Wednesday, March 24, 2010

Go Figure

I taught two lessons at a charter school last week for a class assignment. Something struck me as a little funny a couple days later. I struggled for so long in classrooms that the thought of ever "teaching" was the equivalent of saying I scored a 30 on my ACT. But I felt very natural in the classroom. I walked around the classroom while explaining the different types of violence (that was the lesson). I didn't stutter a bit and the students were raising their hands at will. I asked a couple students to put their earphones away and they did without rolling the eyes or asking why.

Sports were always natural for me but being in that classroom was pretty darn close. I didn't worry about the time and I let the students share their stories and opinions.

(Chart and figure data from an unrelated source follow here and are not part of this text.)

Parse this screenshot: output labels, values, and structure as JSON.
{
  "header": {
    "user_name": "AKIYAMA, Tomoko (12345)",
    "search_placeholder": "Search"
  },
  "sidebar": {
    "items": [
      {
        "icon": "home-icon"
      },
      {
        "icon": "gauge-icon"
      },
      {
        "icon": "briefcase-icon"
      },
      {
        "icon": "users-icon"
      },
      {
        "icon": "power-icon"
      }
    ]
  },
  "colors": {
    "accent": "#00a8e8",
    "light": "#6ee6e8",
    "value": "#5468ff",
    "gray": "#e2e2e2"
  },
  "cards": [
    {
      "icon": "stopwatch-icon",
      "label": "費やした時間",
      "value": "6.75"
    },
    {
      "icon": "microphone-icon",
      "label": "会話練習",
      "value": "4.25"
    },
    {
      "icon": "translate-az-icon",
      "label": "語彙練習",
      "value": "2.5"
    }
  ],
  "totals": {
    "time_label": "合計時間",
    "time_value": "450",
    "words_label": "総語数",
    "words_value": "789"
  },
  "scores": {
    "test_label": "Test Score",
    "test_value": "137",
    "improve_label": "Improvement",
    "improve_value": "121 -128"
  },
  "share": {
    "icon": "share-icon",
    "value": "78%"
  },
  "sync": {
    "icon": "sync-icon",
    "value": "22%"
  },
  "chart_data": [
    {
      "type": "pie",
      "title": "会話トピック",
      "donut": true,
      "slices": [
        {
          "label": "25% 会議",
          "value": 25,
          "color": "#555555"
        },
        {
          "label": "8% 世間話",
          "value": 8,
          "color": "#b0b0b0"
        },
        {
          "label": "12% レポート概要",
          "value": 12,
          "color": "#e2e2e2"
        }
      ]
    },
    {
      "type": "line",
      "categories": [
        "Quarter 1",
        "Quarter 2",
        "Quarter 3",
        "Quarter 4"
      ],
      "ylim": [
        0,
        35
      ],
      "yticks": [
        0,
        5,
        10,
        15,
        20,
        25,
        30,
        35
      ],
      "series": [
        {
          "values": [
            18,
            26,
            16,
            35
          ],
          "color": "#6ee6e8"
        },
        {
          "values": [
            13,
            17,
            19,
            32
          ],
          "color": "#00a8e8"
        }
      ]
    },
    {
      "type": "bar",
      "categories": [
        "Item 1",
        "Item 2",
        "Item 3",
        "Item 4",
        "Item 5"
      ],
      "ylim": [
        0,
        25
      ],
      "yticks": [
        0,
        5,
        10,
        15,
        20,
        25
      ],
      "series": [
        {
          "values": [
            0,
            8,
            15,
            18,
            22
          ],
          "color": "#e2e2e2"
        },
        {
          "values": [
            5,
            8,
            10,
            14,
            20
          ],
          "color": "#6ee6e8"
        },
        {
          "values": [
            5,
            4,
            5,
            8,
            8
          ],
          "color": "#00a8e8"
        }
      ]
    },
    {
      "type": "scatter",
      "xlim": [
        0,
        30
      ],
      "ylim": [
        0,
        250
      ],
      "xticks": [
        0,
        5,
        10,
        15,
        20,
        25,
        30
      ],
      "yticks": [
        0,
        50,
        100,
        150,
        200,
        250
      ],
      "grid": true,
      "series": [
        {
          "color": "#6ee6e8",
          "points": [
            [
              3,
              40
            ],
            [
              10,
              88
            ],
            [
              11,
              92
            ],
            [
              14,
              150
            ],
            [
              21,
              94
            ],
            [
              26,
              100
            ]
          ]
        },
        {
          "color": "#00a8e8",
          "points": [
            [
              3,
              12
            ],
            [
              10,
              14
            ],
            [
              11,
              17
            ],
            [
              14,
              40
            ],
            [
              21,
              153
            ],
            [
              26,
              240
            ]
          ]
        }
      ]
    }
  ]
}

I was taken back while the class was working on a vocabulary crossword puzzle. I was very open with inviting the class to ask for help and a student took me up on it. He was having difficulty with the definitions of a few words. I instantly warped back to middle school while walking over to help him. I was ALWAYS needing help in school but I was always afraid to ask. I pulled up a chair and started to explain the differences between the vocabulary words. He was really trying but just coming up a little short. He didn't know the definition of "stereotype" and he appeared to be a little embarrassed about it. I quickly mentioned a few examples of a stereotype. He instantly picked out the right meaning and filled in the boxes. He just needed a little explanation and he was on his way. That situation was awesome.

Students should never be embarrassed or ashamed to ask questions. Any teacher who inflicts guilt on a student should be out of the classroom. Go and take the power trip elsewhere.

Yes, I will never be the perfect teacher. I will have my good and bad days but I will never sacrifice a student's will to learn. I have yet to meet anybody who has learned anything without asking questions.